Зря он затеял драку с Картли. Мысль о собственном неблагоразумии терзала Браво. Но он совершенно ничего не мог с собой поделать. Иногда ситуация выходит из-под контроля, и остается лишь пытаться сделать хорошую мину при плохой игре. Принимая условия достойно, как подобает мужчине…
Принесли дымящийся кофе. Браво сделал глоток и немедленно обжег кончик языка. Поставив звякнувшую чашку на блюдце, он позвонил Эмме. В Нью-Йорке было на восемь часов меньше. Вообще говоря, сестра могла еще спать в такое время. Но Эмма отозвалась сразу, и голос у нее был совсем не сонный.
— Боже мой, Браво, куда ты пропал? Я пыталась дозвониться до тебя несколько часов кряду!
— Видимо, я был вне зоны доступа. Послушай, я нашел предателя.
— Нашел предателя? Кто это?
— Паоло Цорци. Теперь он мертв.
— Цорци? — Тишина длилась несколько мгновений. — Не уверена.
— Как это — не уверена? Его имя было в составленном отцом списке подозреваемых. Отец Мосто показывал мне его в Венеции.
— Ох, Браво! Так ведь этот список был уловкой отца, намеренной дезинформацией, он составил его специально для рыцарей, на случай, если им станет известно о его догадках!
Браво выпрямился на стуле.
— Эмма, ты шутишь?!
— Да ты сам подумай! Это же наш отец. Неужели он стал бы вот так разбрасываться настоящим списком подозреваемых, даже не зашифровав его?
Браво почувствовал, как кровь ударила в виски.
— Но Цорци… он силой увез меня, держал под охраной… И ты утверждаешь, что он не был предателем?
— Нет, Браво. Я говорю лишь, что не уверена. Единственный список подозреваемых существовал в голове у отца.

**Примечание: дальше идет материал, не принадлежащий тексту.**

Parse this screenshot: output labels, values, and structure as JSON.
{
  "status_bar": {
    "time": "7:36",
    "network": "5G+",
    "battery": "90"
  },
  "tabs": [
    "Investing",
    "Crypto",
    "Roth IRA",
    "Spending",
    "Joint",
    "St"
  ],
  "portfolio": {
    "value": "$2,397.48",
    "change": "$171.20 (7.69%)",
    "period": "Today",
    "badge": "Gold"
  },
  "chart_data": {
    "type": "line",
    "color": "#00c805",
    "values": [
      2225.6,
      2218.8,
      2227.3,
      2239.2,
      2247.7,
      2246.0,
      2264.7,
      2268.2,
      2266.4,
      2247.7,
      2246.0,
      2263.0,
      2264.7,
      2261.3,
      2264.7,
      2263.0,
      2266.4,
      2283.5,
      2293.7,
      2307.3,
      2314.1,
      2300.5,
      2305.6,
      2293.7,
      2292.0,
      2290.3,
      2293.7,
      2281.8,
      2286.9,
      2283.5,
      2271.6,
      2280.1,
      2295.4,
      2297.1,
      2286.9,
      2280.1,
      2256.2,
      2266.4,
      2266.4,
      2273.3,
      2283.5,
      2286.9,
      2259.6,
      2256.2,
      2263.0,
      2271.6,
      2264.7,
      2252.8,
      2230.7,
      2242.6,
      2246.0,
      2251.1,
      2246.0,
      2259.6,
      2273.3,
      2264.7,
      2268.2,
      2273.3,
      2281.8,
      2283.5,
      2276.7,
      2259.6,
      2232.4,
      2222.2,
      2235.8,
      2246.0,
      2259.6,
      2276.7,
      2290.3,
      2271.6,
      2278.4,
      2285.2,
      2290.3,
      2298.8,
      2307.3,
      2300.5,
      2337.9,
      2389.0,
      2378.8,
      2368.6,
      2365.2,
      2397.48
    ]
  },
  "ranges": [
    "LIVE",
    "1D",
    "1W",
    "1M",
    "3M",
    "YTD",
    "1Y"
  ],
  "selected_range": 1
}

— Но ты ведь помогала ему. Ты была в курсе его дел. Он подозревал Цорци?
— Сначала — да, но…
В желудке у Браво заворочался тяжелый ледяной ком.
— Что значит — «сначала»?
— Где-то за месяц до гибели отец велел мне прекратить работу, которой я занималась по его просьбе, чтобы помочь ему вычислить предателя.
— Почему?
— Именно это я у него и спросила. Отец ответил только, что добрался до сути и теперь справится сам. Я умоляла его позволить мне помочь, но он был непреклонен. Ты же знаешь, каким он мог быть упрямым.
Уж кто-кто, а Браво хорошо это знал…
— Но почему же отец отключил тебя от этого дела?
— Я перебрала с десяток версий, но все они выглядят неубедительно.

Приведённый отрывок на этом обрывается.